# inviting wife and kid on temporary work permit



## fahadakbar (Aug 1, 2017)

Hello All,

I have applied for the work visa on June 6th 2017 and till to-date I have not received any response. However, my main query is under what visa category could I apply for my wife and kid in case I get the work visa and how much time does it usually takes?


----------



## Bookishly (Jan 17, 2017)

Hi there,

A visitor's visa (with validity equal to your TRP) could be one option. My husband had a 2-year research visa, and on the basis of that, I was able to get a 2-year visitors visa to accompany him. This sort of a visa wouldn't permit your wife to study or work, though... I don't know how that might apply to your kid, cause if he/she is of a school going age then they'll obviously study here. 

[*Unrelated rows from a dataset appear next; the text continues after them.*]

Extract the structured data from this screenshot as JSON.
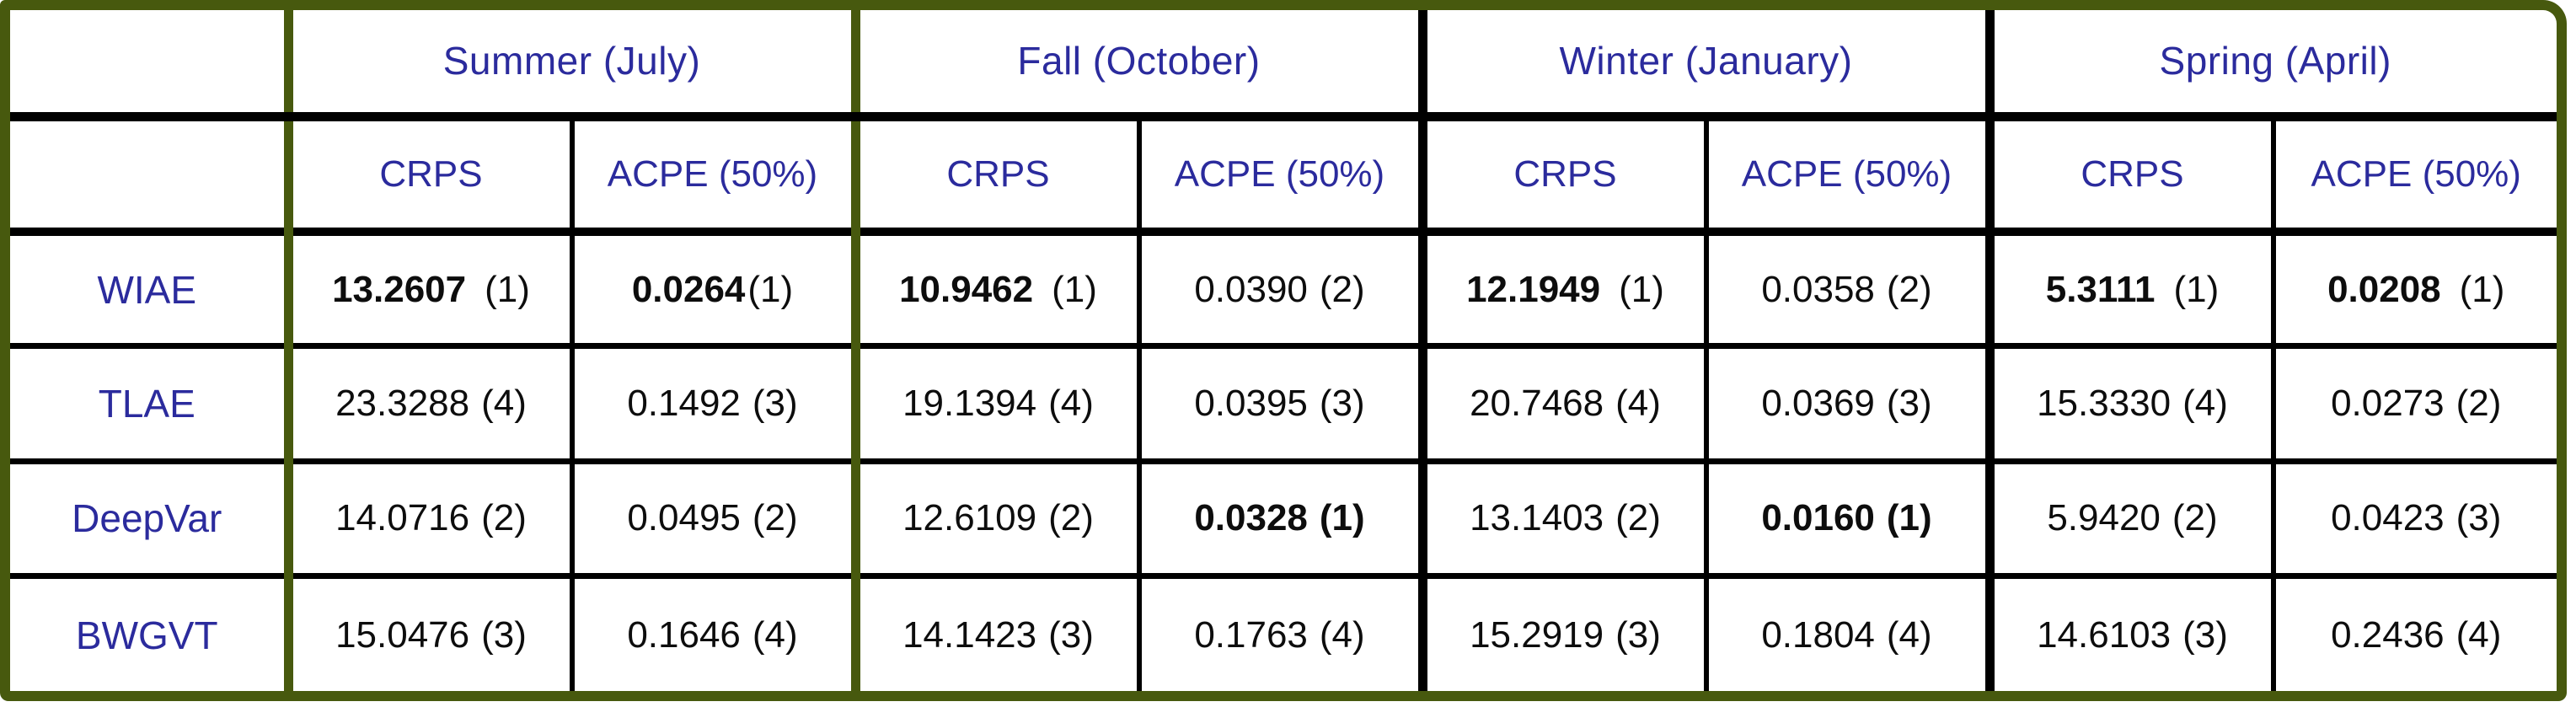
{
  "table": {
    "season_headers": [
      "Summer (July)",
      "Fall (October)",
      "Winter (January)",
      "Spring (April)"
    ],
    "metric_headers": [
      "CRPS",
      "ACPE (50%)"
    ],
    "rows": [
      {
        "label": "WIAE",
        "cells": [
          {
            "value": "13.2607",
            "rank": "(1)"
          },
          {
            "value": "0.0264",
            "rank": "(1)"
          },
          {
            "value": "10.9462",
            "rank": "(1)"
          },
          {
            "value": "0.0390",
            "rank": "(2)"
          },
          {
            "value": "12.1949",
            "rank": "(1)"
          },
          {
            "value": "0.0358",
            "rank": "(2)"
          },
          {
            "value": "5.3111",
            "rank": "(1)"
          },
          {
            "value": "0.0208",
            "rank": "(1)"
          }
        ]
      },
      {
        "label": "TLAE",
        "cells": [
          {
            "value": "23.3288",
            "rank": "(4)"
          },
          {
            "value": "0.1492",
            "rank": "(3)"
          },
          {
            "value": "19.1394",
            "rank": "(4)"
          },
          {
            "value": "0.0395",
            "rank": "(3)"
          },
          {
            "value": "20.7468",
            "rank": "(4)"
          },
          {
            "value": "0.0369",
            "rank": "(3)"
          },
          {
            "value": "15.3330",
            "rank": "(4)"
          },
          {
            "value": "0.0273",
            "rank": "(2)"
          }
        ]
      },
      {
        "label": "DeepVar",
        "cells": [
          {
            "value": "14.0716",
            "rank": "(2)"
          },
          {
            "value": "0.0495",
            "rank": "(2)"
          },
          {
            "value": "12.6109",
            "rank": "(2)"
          },
          {
            "value": "0.0328",
            "rank": "(1)"
          },
          {
            "value": "13.1403",
            "rank": "(2)"
          },
          {
            "value": "0.0160",
            "rank": "(1)"
          },
          {
            "value": "5.9420",
            "rank": "(2)"
          },
          {
            "value": "0.0423",
            "rank": "(3)"
          }
        ]
      },
      {
        "label": "BWGVT",
        "cells": [
          {
            "value": "15.0476",
            "rank": "(3)"
          },
          {
            "value": "0.1646",
            "rank": "(4)"
          },
          {
            "value": "14.1423",
            "rank": "(3)"
          },
          {
            "value": "0.1763",
            "rank": "(4)"
          },
          {
            "value": "15.2919",
            "rank": "(3)"
          },
          {
            "value": "0.1804",
            "rank": "(4)"
          },
          {
            "value": "14.6103",
            "rank": "(3)"
          },
          {
            "value": "0.2436",
            "rank": "(4)"
          }
        ]
      }
    ],
    "colors": {
      "outer_border": "#47590e",
      "grid_line": "#000000",
      "header_text": "#2b2b9d",
      "value_text": "#0d0d0d"
    }
  }
}
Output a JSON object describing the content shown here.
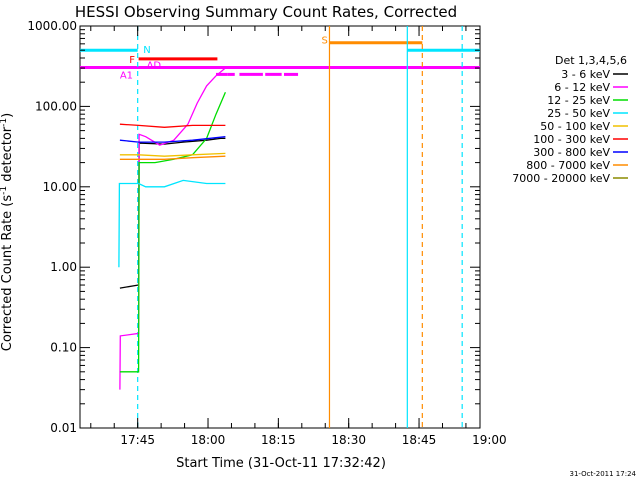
{
  "chart_data": {
    "type": "line",
    "title": "HESSI Observing Summary Count Rates, Corrected",
    "xlabel": "Start Time (31-Oct-11 17:32:42)",
    "ylabel_parts": [
      "Corrected Count Rate (s",
      "-1",
      " detector",
      "-1",
      ")"
    ],
    "y_scale": "log",
    "ylim": [
      0.01,
      1000
    ],
    "xlim_minutes": [
      0,
      85.3
    ],
    "x_ticks": [
      {
        "label": "17:45",
        "min": 12.3
      },
      {
        "label": "18:00",
        "min": 27.3
      },
      {
        "label": "18:15",
        "min": 42.3
      },
      {
        "label": "18:30",
        "min": 57.3
      },
      {
        "label": "18:45",
        "min": 72.3
      },
      {
        "label": "19:00",
        "min": 87.3
      }
    ],
    "y_ticks": [
      {
        "label": "0.01",
        "value": 0.01
      },
      {
        "label": "0.10",
        "value": 0.1
      },
      {
        "label": "1.00",
        "value": 1
      },
      {
        "label": "10.00",
        "value": 10
      },
      {
        "label": "100.00",
        "value": 100
      },
      {
        "label": "1000.00",
        "value": 1000
      }
    ],
    "legend_title": "Det 1,3,4,5,6",
    "series": [
      {
        "name": "3 - 6 keV",
        "color": "#000000",
        "points": [
          [
            8.5,
            0.55
          ],
          [
            12.5,
            0.6
          ],
          [
            12.6,
            35
          ],
          [
            18,
            34
          ],
          [
            22,
            36
          ],
          [
            27,
            38
          ],
          [
            30,
            40
          ],
          [
            31,
            40
          ]
        ]
      },
      {
        "name": "6 - 12 keV",
        "color": "#ff00ff",
        "points": [
          [
            8.5,
            0.03
          ],
          [
            8.6,
            0.14
          ],
          [
            12.5,
            0.15
          ],
          [
            12.6,
            45
          ],
          [
            14,
            42
          ],
          [
            17,
            33
          ],
          [
            20,
            38
          ],
          [
            23,
            60
          ],
          [
            25,
            110
          ],
          [
            27,
            180
          ],
          [
            29,
            240
          ],
          [
            31,
            300
          ]
        ]
      },
      {
        "name": "12 - 25 keV",
        "color": "#00dd00",
        "points": [
          [
            8.5,
            0.05
          ],
          [
            12.5,
            0.05
          ],
          [
            12.6,
            20
          ],
          [
            16,
            20
          ],
          [
            20,
            22
          ],
          [
            24,
            25
          ],
          [
            27,
            40
          ],
          [
            29,
            80
          ],
          [
            31,
            150
          ]
        ]
      },
      {
        "name": "25 - 50 keV",
        "color": "#00e5ff",
        "points": [
          [
            8.3,
            1
          ],
          [
            8.4,
            11
          ],
          [
            12.5,
            11
          ],
          [
            14,
            10
          ],
          [
            18,
            10
          ],
          [
            22,
            12
          ],
          [
            27,
            11
          ],
          [
            31,
            11
          ]
        ]
      },
      {
        "name": "50 - 100 keV",
        "color": "#f0c000",
        "points": [
          [
            8.5,
            25
          ],
          [
            12.5,
            25
          ],
          [
            18,
            24
          ],
          [
            24,
            25
          ],
          [
            31,
            26
          ]
        ]
      },
      {
        "name": "100 - 300 keV",
        "color": "#ff0000",
        "points": [
          [
            8.5,
            60
          ],
          [
            12.5,
            58
          ],
          [
            18,
            55
          ],
          [
            24,
            58
          ],
          [
            31,
            58
          ]
        ]
      },
      {
        "name": "300 - 800 keV",
        "color": "#0000ff",
        "points": [
          [
            8.5,
            38
          ],
          [
            12.5,
            36
          ],
          [
            18,
            36
          ],
          [
            24,
            38
          ],
          [
            31,
            42
          ]
        ]
      },
      {
        "name": "800 - 7000 keV",
        "color": "#ff8c00",
        "points": [
          [
            8.5,
            22
          ],
          [
            12.5,
            22
          ],
          [
            18,
            22
          ],
          [
            24,
            23
          ],
          [
            31,
            24
          ]
        ]
      },
      {
        "name": "7000 - 20000 keV",
        "color": "#8b8b00",
        "points": []
      }
    ],
    "annotations": [
      {
        "text": "N",
        "color": "#00e5ff",
        "x_min": 13.5,
        "y_value": 520
      },
      {
        "text": "F",
        "color": "#ff0000",
        "x_min": 10.5,
        "y_value": 390
      },
      {
        "text": "AD",
        "color": "#ff00ff",
        "x_min": 14.2,
        "y_value": 330
      },
      {
        "text": "A1",
        "color": "#ff00ff",
        "x_min": 8.5,
        "y_value": 250
      },
      {
        "text": "S",
        "color": "#ff8c00",
        "x_min": 51.5,
        "y_value": 680
      }
    ],
    "flag_bars": [
      {
        "color": "#00e5ff",
        "y_value": 500,
        "segments": [
          [
            0,
            12.3
          ],
          [
            69.8,
            85.3
          ]
        ]
      },
      {
        "color": "#ff0000",
        "y_value": 390,
        "segments": [
          [
            12.5,
            29.3
          ]
        ]
      },
      {
        "color": "#ff8c00",
        "y_value": 620,
        "segments": [
          [
            53.2,
            73
          ]
        ]
      },
      {
        "color": "#ff00ff",
        "y_value": 305,
        "segments": [
          [
            0,
            85.3
          ]
        ]
      },
      {
        "color": "#ff00ff",
        "y_value": 250,
        "segments": [
          [
            29,
            31.5
          ],
          [
            31.5,
            33
          ],
          [
            34,
            39
          ],
          [
            39.5,
            43
          ],
          [
            43.5,
            46.5
          ]
        ]
      }
    ],
    "vlines": [
      {
        "x_min": 12.3,
        "color": "#00e5ff",
        "dashed": true
      },
      {
        "x_min": 53.2,
        "color": "#ff8c00",
        "dashed": false
      },
      {
        "x_min": 69.8,
        "color": "#00e5ff",
        "dashed": false
      },
      {
        "x_min": 73.0,
        "color": "#ff8c00",
        "dashed": true
      },
      {
        "x_min": 81.5,
        "color": "#00e5ff",
        "dashed": true
      }
    ]
  },
  "footer": {
    "timestamp": "31-Oct-2011 17:24"
  }
}
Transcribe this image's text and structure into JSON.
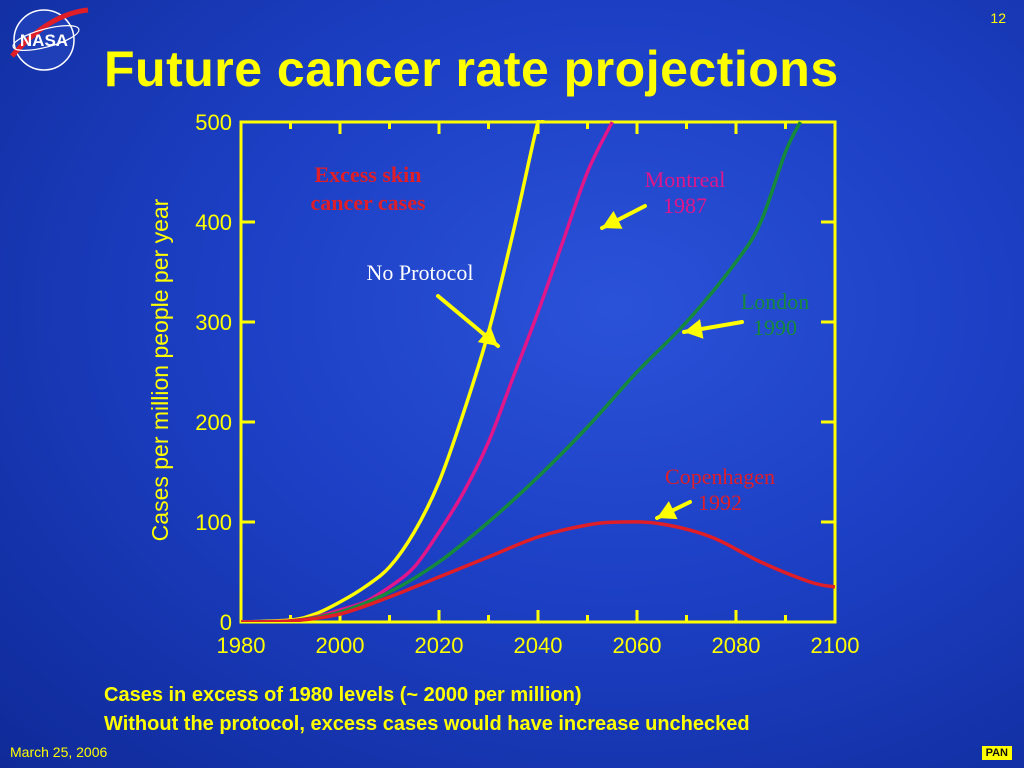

If you're unable to find suitable answers here, you could check out this Facebook group that's very active. Just search for "South African Visa Forum" on Fb. 

Good luck with the visa process.


----------



## fahadakbar (Aug 1, 2017)

Bookishly said:


> Hi there,
> 
> A visitor's visa (with validity equal to your TRP) could be one option. My husband had a 2-year research visa, and on the basis of that, I was able to get a 2-year visitors visa to accompany him. This sort of a visa wouldn't permit your wife to study or work, though... I don't know how that might apply to your kid, cause if he/she is of a school going age then they'll obviously study here.
> 
> ...


Thank you so much for the guidance. My son is 3 and 1/2 year old so he is school going age. Do he requires a study visa to? 

Will join the facebook group also.


----------



## Bookishly (Jan 17, 2017)

You're welcome 

If your child is 3.5 years old, he'll need a study permit. From what I know, schools here accept kids into grade 1 only after 5 years of age.


----------



## fahadakbar (Aug 1, 2017)

Thanks again. 
Another query in this respect is could the study visa be applied from the South Africa also if for now i apply for long term visit visa for my Son?


----------



## Bookishly (Jan 17, 2017)

See point 2 of this document: https://www.immigrationsouthafrica.org/wp-content/uploads/2014/06/NEW_1740_Change_of_Status.pdf
which says that dependents of a Business/Work permit holder _can_ change their visa status/conditions from within South Africa. In that case, you can just apply for a Visitors Visa for your wife and son, and later change to another category as & when required (from within SA).

However, please confirm this with an immigration consultant or lawyer. I'm not a professional and am just sharing my personal knowledge with you... would hate to give you wrong advice on such an important matter


----------